Christofle History and Its Art Deco Revival
The Christofle name is synonymous with both innovative manufacturing and elegant design in the world of silversmiths and antiques. Christofle has spanned many artistic movements and has a wealth of items that can show the variations in style and design as fashions changed and artistic movements progressed. Christofle covered many artistic movements such as Historicism, Naturalism, Orientalism, Japanism, Art Nouveau, Art Deco and will continue to adapt their designs to suit the latest artistic styles and fashion demands.
Beginning in 1830, when Charles Christofle entered his family business, a small jewellery workshop in Marais, Paris. Charles developed and expanded the business to manufacture impressive, quality metalwork.
Christofle held the patent for electroplating which gave the business an advantage with their technologically advanced practices. This helped to steer the Christofle name into a wider market, where Christofle not only created high-quality plated goods but also added a range of solid silverware. The combination of both impressed critics and won Christofle many important commissions. The high craftsmanship and quality ensured that Christofle was present at every table of royals and aristocrats.

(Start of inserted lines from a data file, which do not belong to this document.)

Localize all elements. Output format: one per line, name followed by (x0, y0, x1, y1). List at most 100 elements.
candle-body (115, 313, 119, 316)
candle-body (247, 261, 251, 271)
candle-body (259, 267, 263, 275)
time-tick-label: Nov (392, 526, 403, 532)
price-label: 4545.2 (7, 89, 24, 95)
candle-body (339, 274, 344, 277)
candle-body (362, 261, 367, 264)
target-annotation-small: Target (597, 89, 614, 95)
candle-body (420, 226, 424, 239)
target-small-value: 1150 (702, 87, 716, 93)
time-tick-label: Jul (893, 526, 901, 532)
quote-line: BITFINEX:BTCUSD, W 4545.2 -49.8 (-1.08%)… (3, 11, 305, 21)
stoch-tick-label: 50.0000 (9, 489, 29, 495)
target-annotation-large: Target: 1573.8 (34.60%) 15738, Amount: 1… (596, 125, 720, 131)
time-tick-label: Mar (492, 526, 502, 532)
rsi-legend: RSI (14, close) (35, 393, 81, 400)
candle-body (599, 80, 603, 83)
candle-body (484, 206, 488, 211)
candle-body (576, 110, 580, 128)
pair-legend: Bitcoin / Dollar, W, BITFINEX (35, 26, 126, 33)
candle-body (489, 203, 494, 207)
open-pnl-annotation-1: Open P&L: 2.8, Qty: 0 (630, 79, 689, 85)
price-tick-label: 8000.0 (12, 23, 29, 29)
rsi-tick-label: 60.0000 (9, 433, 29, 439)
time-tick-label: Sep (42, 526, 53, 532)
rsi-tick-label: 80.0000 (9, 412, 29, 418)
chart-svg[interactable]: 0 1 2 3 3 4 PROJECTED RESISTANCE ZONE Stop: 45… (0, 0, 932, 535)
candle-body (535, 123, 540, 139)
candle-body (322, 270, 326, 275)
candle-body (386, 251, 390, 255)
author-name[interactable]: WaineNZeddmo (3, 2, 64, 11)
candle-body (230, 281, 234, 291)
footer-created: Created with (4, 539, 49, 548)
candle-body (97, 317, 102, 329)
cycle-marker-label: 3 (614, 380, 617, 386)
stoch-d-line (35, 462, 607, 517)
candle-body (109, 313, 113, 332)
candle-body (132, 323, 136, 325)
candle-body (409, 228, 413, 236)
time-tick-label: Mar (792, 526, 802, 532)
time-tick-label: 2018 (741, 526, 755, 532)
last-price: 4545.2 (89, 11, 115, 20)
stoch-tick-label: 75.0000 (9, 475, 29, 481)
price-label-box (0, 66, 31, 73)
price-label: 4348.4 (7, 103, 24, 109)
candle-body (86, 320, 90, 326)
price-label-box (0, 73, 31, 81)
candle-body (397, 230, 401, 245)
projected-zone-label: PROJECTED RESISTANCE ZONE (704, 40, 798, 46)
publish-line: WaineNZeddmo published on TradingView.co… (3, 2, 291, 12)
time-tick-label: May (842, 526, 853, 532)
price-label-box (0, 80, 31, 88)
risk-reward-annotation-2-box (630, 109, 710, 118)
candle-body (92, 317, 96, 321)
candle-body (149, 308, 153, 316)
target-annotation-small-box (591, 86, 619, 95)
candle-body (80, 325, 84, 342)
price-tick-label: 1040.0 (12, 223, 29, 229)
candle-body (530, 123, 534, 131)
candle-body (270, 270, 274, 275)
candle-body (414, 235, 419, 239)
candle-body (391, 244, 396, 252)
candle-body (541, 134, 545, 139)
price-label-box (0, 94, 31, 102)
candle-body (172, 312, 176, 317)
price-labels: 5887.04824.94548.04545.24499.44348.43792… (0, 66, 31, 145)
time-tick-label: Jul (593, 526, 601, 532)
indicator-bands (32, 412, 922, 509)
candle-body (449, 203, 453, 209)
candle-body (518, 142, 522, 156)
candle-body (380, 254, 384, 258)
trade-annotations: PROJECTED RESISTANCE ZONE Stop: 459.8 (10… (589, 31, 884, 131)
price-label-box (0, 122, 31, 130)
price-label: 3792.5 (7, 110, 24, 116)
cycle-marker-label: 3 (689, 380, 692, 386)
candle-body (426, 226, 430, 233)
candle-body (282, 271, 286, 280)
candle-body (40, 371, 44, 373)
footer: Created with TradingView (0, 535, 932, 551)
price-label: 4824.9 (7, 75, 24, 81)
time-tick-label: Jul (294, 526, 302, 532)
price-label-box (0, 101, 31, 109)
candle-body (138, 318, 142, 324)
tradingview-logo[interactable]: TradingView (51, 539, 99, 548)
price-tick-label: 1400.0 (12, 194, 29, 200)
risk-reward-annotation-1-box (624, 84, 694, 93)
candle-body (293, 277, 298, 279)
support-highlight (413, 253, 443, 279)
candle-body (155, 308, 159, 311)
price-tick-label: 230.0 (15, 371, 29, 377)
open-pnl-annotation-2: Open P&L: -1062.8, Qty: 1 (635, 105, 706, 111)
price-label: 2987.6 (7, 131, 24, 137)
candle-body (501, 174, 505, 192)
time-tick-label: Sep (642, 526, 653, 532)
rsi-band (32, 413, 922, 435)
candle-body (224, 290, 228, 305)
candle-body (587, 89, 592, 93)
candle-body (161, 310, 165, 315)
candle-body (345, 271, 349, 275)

Christofle is still a family run business and is now into its fifth generation, which shows how quality silversmiths can stand the test of time. However, it hasn’t always been plain-sailing for the Christofle brand. The economic depression that followed World War One was coupled with unfortunate management of the brand which meant Christofle lost their factory in Germany and almost faced financial ruin.
How Art Deco Saved Christofle
At the point of almost inevitable financial collapse, Charles Christofle’s great-grandnephew Tony Bouilhet took over the management of the business and began to revive the esteemed brand. Tony was married to Carla Borletti, who came from a wealthy industrialist family. Carla’s family invested into the Christofle business and became major shareholders of the brand.
Alongside the necessary capital that Carla provided, Carla was interested in Art Deco designs and commissioned exceptional designers, architects and sculptors to design Art Deco pieces for Christofle. Her taste in designs helped to propel the business forward and led to more Christofle boutiques being opened and the expansion of the number of Christofle shops within department stores.
The products created by Christofle in the Art Deco period were varied; from flatware services to candlesticks and furniture mounts. The modern taste of these pieces not only attracted collectors but also led to large commissions such as the items made for the Normandie, a luxury ocean liner.
The Use of Gallia Metal
Gallia metal was used extensively during the Art Deco period, although Christofle had been using a similar metal earlier than this when they bought ALFENIDE lock, stock and barrel.
Gallia is a brand name of a copper-tin alloy, and using the patented technique of electroplating, it was possible to be covered with silver. Gallia was used by Christofle to appeal to a wider market as Gallia was cheaper, but also sustained the highly decorative and fashionable designs.
Although Gallia was used as a less expensive alternative in order to appeal to a wider audience, Christofle Gallia products can often fetch a much higher sum at an antiques market compared to other originally higher-end products made during the same period.
In recent years the artistic quality of Gallia has declined, however, the Christofle brand is still thriving. Christofle are still leading the way with their imaginative and elegant designs coupled with their traditional methods that ensure the highest quality.